The man held up the ring, which Constance had already recognized.

“Is that yours?” he asked.

For a moment, strangely, she hesitated. If it had been any other ring in the world she felt sure that she would have said no. But, then, she reflected, there was that pile of stuff. There was no use in concealing her ownership of the ring. “Yes,” she murmured.

“One moment, please,” answered the man brusquely. “I must send down for the salesgirl who waited on you to identify you and your check– a mere formality, you know, but necessary to keep things straight.”

Constance sat down.

“I suppose you don’t realize it,” explained the man, turning to Constance, “but the shoplifters of the city get away with a couple of million dollars’ worth of stuff every year. It’s the price we have to pay for displaying our goods. But it’s too high. They are the department store’s greatest unsolved problem. Now most of the stores are working together for their common interests, seeing what they can do to root them out. We all keep a sort of private rogue’s gallery of them. But we don’t seem to have anything on this girl, nor have any of the other stores who exchange photographs and information with us anything on her.”

“Evidently, then, it is her first offense,” put in Constance, wondering at herself. Strangely, she felt more of sympathy than of anger for the girl.

“You mean the first time she has been caught at it,” corrected the head of the store detectives.

“It is my weakness,” sobbed the girl. “Sometimes an irresistible impulse to steal comes over me. I just can’t help it.”

She was sobbing convulsively. As she talked and listened there seemed to come a complete breakdown. She wept as though her heart would break.

“Oh,” exclaimed the man, “can it! Cut out the sob stuff!”

“And yet,” mused Constance half to herself, watching the girl closely, “when one walks through the shops and sees thousands of dollars’ worth of goods lying unprotected on the counters, is it any wonder that some poor woman or girl should be tempted and fall? There, before her eyes and within her grasp, lies the very article above all others which she so ardently craves. No one is looking. The salesgirl is busy with another customer. The rest is easy. And then the store detective steps in–and here she is–captured.”

The girl had been listening wildly through her tears. “Oh,” she sobbed, “you don’t understand–none of you. I don’t crave anything. I–I just–can’t help it–and then, afterwards–I–I HATE the stuff –and I am so–afraid. I hurry home–and I–oh, what shall I do–what shall I do?”

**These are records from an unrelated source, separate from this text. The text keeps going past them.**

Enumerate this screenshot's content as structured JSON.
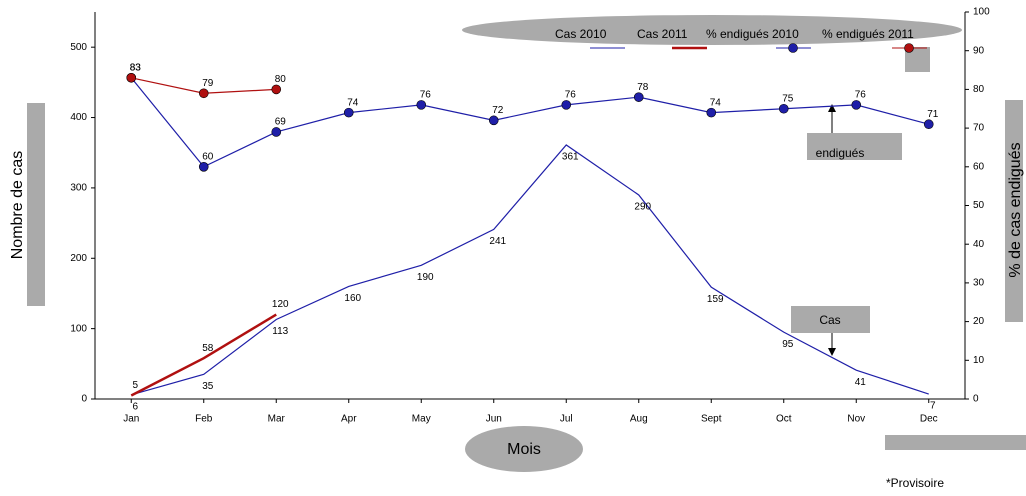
{
  "chart_data": {
    "type": "line",
    "categories": [
      "Jan",
      "Feb",
      "Mar",
      "Apr",
      "May",
      "Jun",
      "Jul",
      "Aug",
      "Sept",
      "Oct",
      "Nov",
      "Dec"
    ],
    "series": [
      {
        "name": "Cas 2010",
        "color": "#1f1fa8",
        "values": [
          6,
          35,
          113,
          160,
          190,
          241,
          361,
          290,
          159,
          95,
          41,
          7
        ]
      },
      {
        "name": "Cas 2011",
        "color": "#b01010",
        "values": [
          5,
          58,
          120,
          null,
          null,
          null,
          null,
          null,
          null,
          null,
          null,
          null
        ]
      },
      {
        "name": "% endigués 2010",
        "color": "#1f1fa8",
        "axis": "y2",
        "marker": true,
        "values": [
          83,
          60,
          69,
          74,
          76,
          72,
          76,
          78,
          74,
          75,
          76,
          71
        ]
      },
      {
        "name": "% endigués 2011",
        "color": "#b01010",
        "axis": "y2",
        "marker": true,
        "values": [
          83,
          79,
          80,
          null,
          null,
          null,
          null,
          null,
          null,
          null,
          null,
          null
        ]
      }
    ],
    "ylabel": "Nombre de cas",
    "y2label": "% de cas endigués",
    "xlabel": "Mois",
    "ylim": [
      0,
      550
    ],
    "yticks": [
      0,
      100,
      200,
      300,
      400,
      500
    ],
    "y2lim": [
      0,
      100
    ],
    "y2ticks": [
      0,
      10,
      20,
      30,
      40,
      50,
      60,
      70,
      80,
      90,
      100
    ],
    "annotations": [
      "endigués",
      "Cas",
      "*Provisoire"
    ]
  }
}
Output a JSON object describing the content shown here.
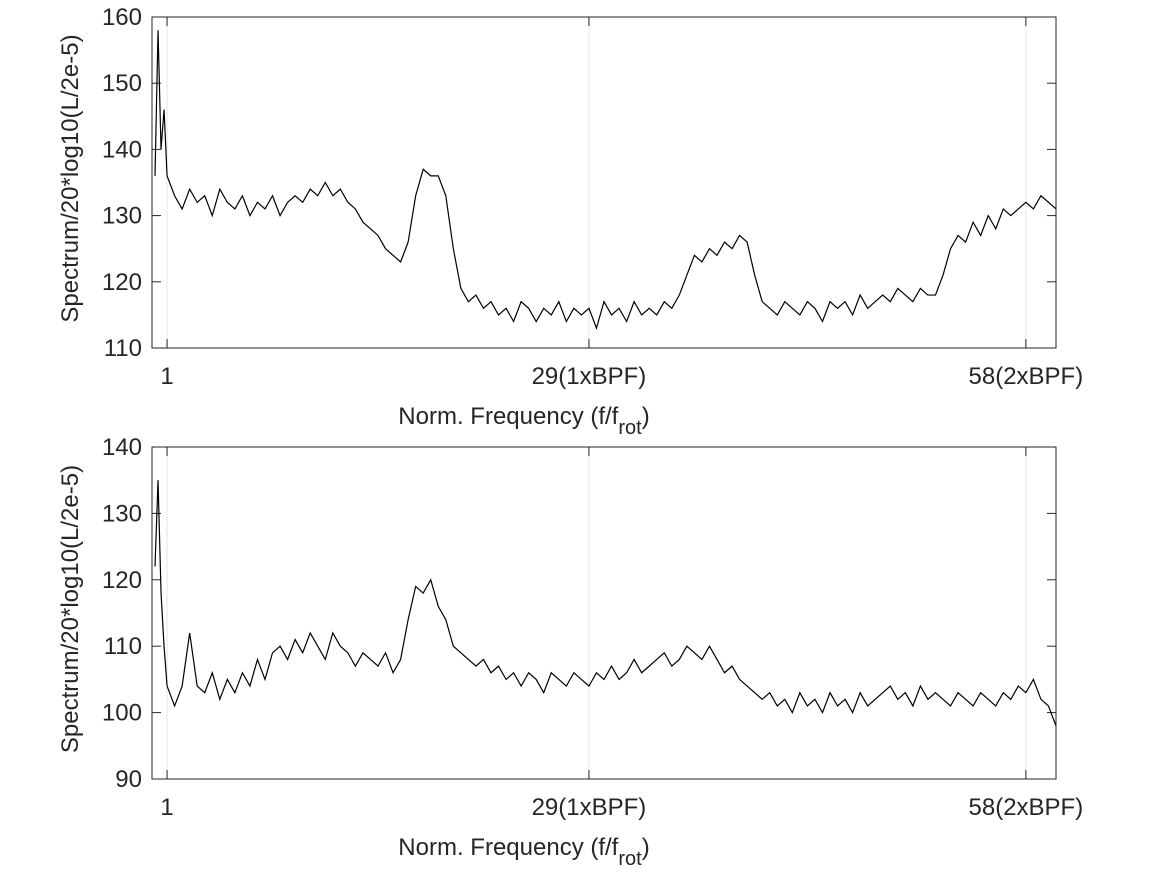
{
  "chart_data": [
    {
      "type": "line",
      "xlabel": [
        "Norm. Frequency (f/f",
        "rot",
        ")"
      ],
      "ylabel": "Spectrum/20*log10(L/2e-5)",
      "xlim": [
        0,
        60
      ],
      "ylim": [
        110,
        160
      ],
      "xticks": [
        {
          "value": 1,
          "label": "1"
        },
        {
          "value": 29,
          "label": "29(1xBPF)"
        },
        {
          "value": 58,
          "label": "58(2xBPF)"
        }
      ],
      "yticks": [
        110,
        120,
        130,
        140,
        150,
        160
      ],
      "grid": "x",
      "x": [
        0.2,
        0.4,
        0.6,
        0.8,
        1,
        1.5,
        2,
        2.5,
        3,
        3.5,
        4,
        4.5,
        5,
        5.5,
        6,
        6.5,
        7,
        7.5,
        8,
        8.5,
        9,
        9.5,
        10,
        10.5,
        11,
        11.5,
        12,
        12.5,
        13,
        13.5,
        14,
        14.5,
        15,
        15.5,
        16,
        16.5,
        17,
        17.5,
        18,
        18.5,
        19,
        19.5,
        20,
        20.5,
        21,
        21.5,
        22,
        22.5,
        23,
        23.5,
        24,
        24.5,
        25,
        25.5,
        26,
        26.5,
        27,
        27.5,
        28,
        28.5,
        29,
        29.5,
        30,
        30.5,
        31,
        31.5,
        32,
        32.5,
        33,
        33.5,
        34,
        34.5,
        35,
        35.5,
        36,
        36.5,
        37,
        37.5,
        38,
        38.5,
        39,
        39.5,
        40,
        40.5,
        41,
        41.5,
        42,
        42.5,
        43,
        43.5,
        44,
        44.5,
        45,
        45.5,
        46,
        46.5,
        47,
        47.5,
        48,
        48.5,
        49,
        49.5,
        50,
        50.5,
        51,
        51.5,
        52,
        52.5,
        53,
        53.5,
        54,
        54.5,
        55,
        55.5,
        56,
        56.5,
        57,
        57.5,
        58,
        58.5,
        59,
        59.5,
        60
      ],
      "series": [
        {
          "color": "#000000",
          "values": [
            136,
            158,
            140,
            146,
            136,
            133,
            131,
            134,
            132,
            133,
            130,
            134,
            132,
            131,
            133,
            130,
            132,
            131,
            133,
            130,
            132,
            133,
            132,
            134,
            133,
            135,
            133,
            134,
            132,
            131,
            129,
            128,
            127,
            125,
            124,
            123,
            126,
            133,
            137,
            136,
            136,
            133,
            125,
            119,
            117,
            118,
            116,
            117,
            115,
            116,
            114,
            117,
            116,
            114,
            116,
            115,
            117,
            114,
            116,
            115,
            116,
            113,
            117,
            115,
            116,
            114,
            117,
            115,
            116,
            115,
            117,
            116,
            118,
            121,
            124,
            123,
            125,
            124,
            126,
            125,
            127,
            126,
            121,
            117,
            116,
            115,
            117,
            116,
            115,
            117,
            116,
            114,
            117,
            116,
            117,
            115,
            118,
            116,
            117,
            118,
            117,
            119,
            118,
            117,
            119,
            118,
            118,
            121,
            125,
            127,
            126,
            129,
            127,
            130,
            128,
            131,
            130,
            131,
            132,
            131,
            133,
            132,
            131
          ]
        }
      ]
    },
    {
      "type": "line",
      "xlabel": [
        "Norm. Frequency (f/f",
        "rot",
        ")"
      ],
      "ylabel": "Spectrum/20*log10(L/2e-5)",
      "xlim": [
        0,
        60
      ],
      "ylim": [
        90,
        140
      ],
      "xticks": [
        {
          "value": 1,
          "label": "1"
        },
        {
          "value": 29,
          "label": "29(1xBPF)"
        },
        {
          "value": 58,
          "label": "58(2xBPF)"
        }
      ],
      "yticks": [
        90,
        100,
        110,
        120,
        130,
        140
      ],
      "grid": "x",
      "x": [
        0.2,
        0.4,
        0.6,
        0.8,
        1,
        1.5,
        2,
        2.5,
        3,
        3.5,
        4,
        4.5,
        5,
        5.5,
        6,
        6.5,
        7,
        7.5,
        8,
        8.5,
        9,
        9.5,
        10,
        10.5,
        11,
        11.5,
        12,
        12.5,
        13,
        13.5,
        14,
        14.5,
        15,
        15.5,
        16,
        16.5,
        17,
        17.5,
        18,
        18.5,
        19,
        19.5,
        20,
        20.5,
        21,
        21.5,
        22,
        22.5,
        23,
        23.5,
        24,
        24.5,
        25,
        25.5,
        26,
        26.5,
        27,
        27.5,
        28,
        28.5,
        29,
        29.5,
        30,
        30.5,
        31,
        31.5,
        32,
        32.5,
        33,
        33.5,
        34,
        34.5,
        35,
        35.5,
        36,
        36.5,
        37,
        37.5,
        38,
        38.5,
        39,
        39.5,
        40,
        40.5,
        41,
        41.5,
        42,
        42.5,
        43,
        43.5,
        44,
        44.5,
        45,
        45.5,
        46,
        46.5,
        47,
        47.5,
        48,
        48.5,
        49,
        49.5,
        50,
        50.5,
        51,
        51.5,
        52,
        52.5,
        53,
        53.5,
        54,
        54.5,
        55,
        55.5,
        56,
        56.5,
        57,
        57.5,
        58,
        58.5,
        59,
        59.5,
        60
      ],
      "series": [
        {
          "color": "#000000",
          "values": [
            122,
            135,
            118,
            110,
            104,
            101,
            104,
            112,
            104,
            103,
            106,
            102,
            105,
            103,
            106,
            104,
            108,
            105,
            109,
            110,
            108,
            111,
            109,
            112,
            110,
            108,
            112,
            110,
            109,
            107,
            109,
            108,
            107,
            109,
            106,
            108,
            114,
            119,
            118,
            120,
            116,
            114,
            110,
            109,
            108,
            107,
            108,
            106,
            107,
            105,
            106,
            104,
            106,
            105,
            103,
            106,
            105,
            104,
            106,
            105,
            104,
            106,
            105,
            107,
            105,
            106,
            108,
            106,
            107,
            108,
            109,
            107,
            108,
            110,
            109,
            108,
            110,
            108,
            106,
            107,
            105,
            104,
            103,
            102,
            103,
            101,
            102,
            100,
            103,
            101,
            102,
            100,
            103,
            101,
            102,
            100,
            103,
            101,
            102,
            103,
            104,
            102,
            103,
            101,
            104,
            102,
            103,
            102,
            101,
            103,
            102,
            101,
            103,
            102,
            101,
            103,
            102,
            104,
            103,
            105,
            102,
            101,
            98
          ]
        }
      ]
    }
  ]
}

Constance pitied her deeply. She looked from the wild-eyed, tear- stained face to the miscellaneous pile of material on the table, and the unwinking gaze of the store detectives. True, the girl had taken a very valuable diamond ring, and from herself. But the laces, the trinkets, all were abominably cheap, not worth risking anything for.

Constance’s attention was recalled by the man who beckoned her aside to talk to the salesgirl who had waited on her.

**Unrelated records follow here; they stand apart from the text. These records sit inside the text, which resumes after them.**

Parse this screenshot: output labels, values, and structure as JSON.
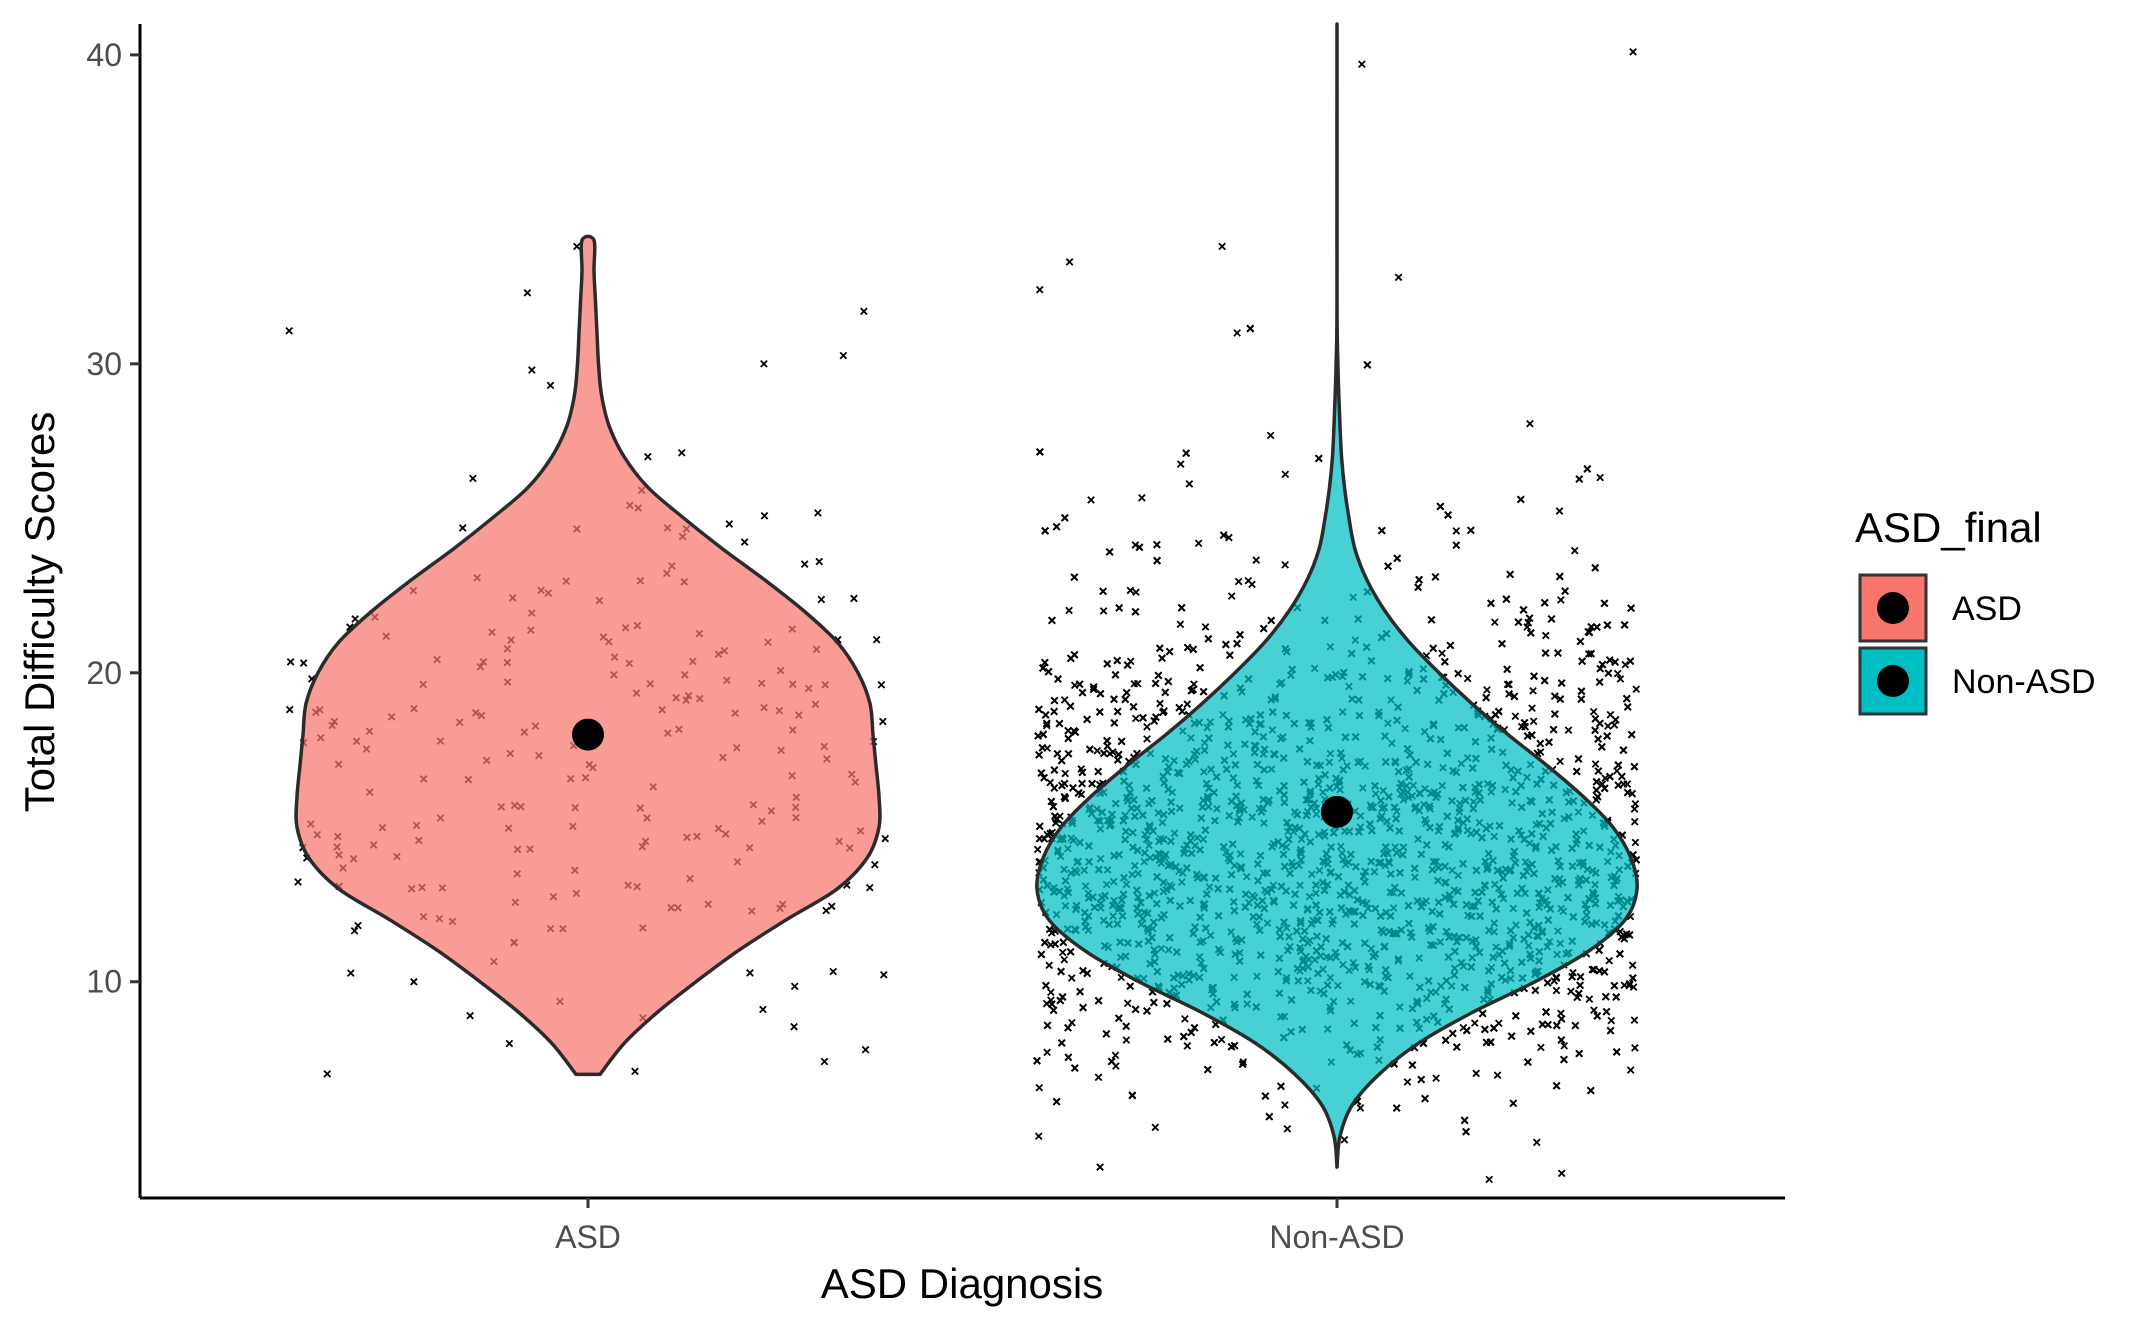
{
  "chart_data": {
    "type": "violin",
    "title": "",
    "xlabel": "ASD Diagnosis",
    "ylabel": "Total Difficulty Scores",
    "ylim": [
      3,
      41
    ],
    "yticks": [
      10,
      20,
      30,
      40
    ],
    "categories": [
      "ASD",
      "Non-ASD"
    ],
    "grid": false,
    "legend": {
      "title": "ASD_final",
      "placement": "right",
      "items": [
        {
          "label": "ASD",
          "color": "#F8766D"
        },
        {
          "label": "Non-ASD",
          "color": "#00BFC4"
        }
      ]
    },
    "series": [
      {
        "category": "ASD",
        "fill": "#F8766D",
        "mean": 18,
        "range": [
          7,
          34
        ],
        "density": [
          [
            7,
            0.04
          ],
          [
            8,
            0.12
          ],
          [
            9,
            0.23
          ],
          [
            10,
            0.36
          ],
          [
            11,
            0.5
          ],
          [
            12,
            0.66
          ],
          [
            13,
            0.83
          ],
          [
            14,
            0.93
          ],
          [
            15,
            0.97
          ],
          [
            16,
            0.97
          ],
          [
            17,
            0.96
          ],
          [
            18,
            0.95
          ],
          [
            19,
            0.94
          ],
          [
            20,
            0.9
          ],
          [
            21,
            0.83
          ],
          [
            22,
            0.72
          ],
          [
            23,
            0.59
          ],
          [
            24,
            0.45
          ],
          [
            25,
            0.32
          ],
          [
            26,
            0.2
          ],
          [
            27,
            0.12
          ],
          [
            28,
            0.07
          ],
          [
            29,
            0.045
          ],
          [
            30,
            0.035
          ],
          [
            31,
            0.03
          ],
          [
            32,
            0.025
          ],
          [
            33,
            0.02
          ],
          [
            34,
            0.02
          ]
        ],
        "approx_points": 220,
        "outliers": [
          7.8,
          7.1,
          8.0,
          8.9,
          33.8,
          32.3,
          31.7,
          30.0,
          29.8,
          29.3
        ]
      },
      {
        "category": "Non-ASD",
        "fill": "#00BFC4",
        "mean": 15.5,
        "range": [
          4,
          40
        ],
        "density": [
          [
            4,
            0.0
          ],
          [
            5,
            0.01
          ],
          [
            6,
            0.05
          ],
          [
            7,
            0.14
          ],
          [
            8,
            0.27
          ],
          [
            9,
            0.45
          ],
          [
            10,
            0.66
          ],
          [
            11,
            0.84
          ],
          [
            12,
            0.96
          ],
          [
            13,
            1.0
          ],
          [
            14,
            0.98
          ],
          [
            15,
            0.92
          ],
          [
            16,
            0.82
          ],
          [
            17,
            0.7
          ],
          [
            18,
            0.57
          ],
          [
            19,
            0.45
          ],
          [
            20,
            0.34
          ],
          [
            21,
            0.24
          ],
          [
            22,
            0.16
          ],
          [
            23,
            0.1
          ],
          [
            24,
            0.06
          ],
          [
            25,
            0.04
          ],
          [
            26,
            0.025
          ],
          [
            27,
            0.015
          ],
          [
            28,
            0.01
          ],
          [
            29,
            0.006
          ],
          [
            30,
            0.003
          ],
          [
            32,
            0.0
          ],
          [
            40,
            0.0
          ]
        ],
        "approx_points": 4500,
        "outliers": [
          40.1,
          39.7,
          33.8,
          33.3,
          32.8,
          32.4,
          31.0,
          5.0,
          4.8,
          4.0,
          3.8,
          3.6
        ]
      }
    ]
  }
}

“You remember seeing this lady at the counter?” he asked of the girl. She nodded. “And that woman in there?” he motioned. Again the salesgirl nodded.

“Do you remember anything else that happened?” he asked Constance as they faced Kitty Carr and he handed Constance the ring.

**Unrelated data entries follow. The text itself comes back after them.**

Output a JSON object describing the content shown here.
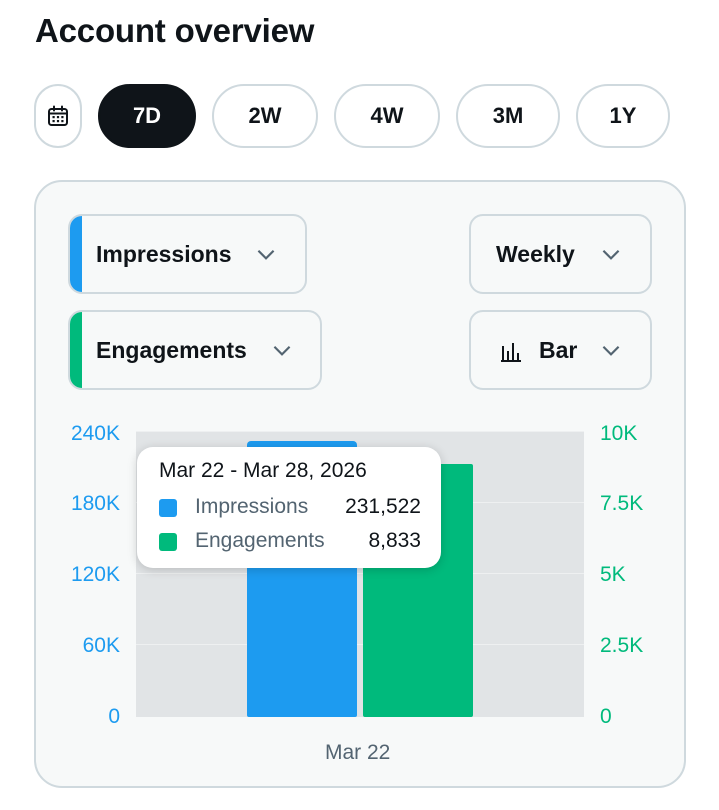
{
  "page": {
    "title": "Account overview"
  },
  "range_selector": {
    "calendar_icon": "calendar-icon",
    "options": [
      "7D",
      "2W",
      "4W",
      "3M",
      "1Y"
    ],
    "selected": "7D"
  },
  "controls": {
    "metric_primary": {
      "label": "Impressions",
      "color": "#1d9bf0",
      "icon": "chevron-down-icon"
    },
    "metric_secondary": {
      "label": "Engagements",
      "color": "#00ba7c",
      "icon": "chevron-down-icon"
    },
    "interval": {
      "label": "Weekly",
      "icon": "chevron-down-icon"
    },
    "chart_type": {
      "label": "Bar",
      "icon": "bar-chart-icon"
    }
  },
  "chart_data": {
    "type": "bar",
    "categories": [
      "Mar 22"
    ],
    "series": [
      {
        "name": "Impressions",
        "values": [
          231522
        ],
        "axis": "left",
        "color": "#1d9bf0"
      },
      {
        "name": "Engagements",
        "values": [
          8833
        ],
        "axis": "right",
        "color": "#00ba7c"
      }
    ],
    "y_left": {
      "ticks": [
        "240K",
        "180K",
        "120K",
        "60K",
        "0"
      ],
      "ylim": [
        0,
        240000
      ]
    },
    "y_right": {
      "ticks": [
        "10K",
        "7.5K",
        "5K",
        "2.5K",
        "0"
      ],
      "ylim": [
        0,
        10000
      ]
    },
    "grid": true
  },
  "tooltip": {
    "title": "Mar 22 - Mar 28, 2026",
    "rows": [
      {
        "name": "Impressions",
        "value": "231,522",
        "color": "#1d9bf0"
      },
      {
        "name": "Engagements",
        "value": "8,833",
        "color": "#00ba7c"
      }
    ]
  }
}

Constance looked the detective squarely in the face for a moment.

“I have my ring. You have the other stuff,” she murmured. “Besides, there is no record against her. She doesn’t even look like a professional bad character. No–I’ll not appear to press the charge –I’ll make it as hard as I can before I’ll do it,” she added positively.

The woman, who had overheard, looked her gratitude. The detectives were preparing to argue. Constance hardly knew what she was saying, as she hurried on before any one else could speak.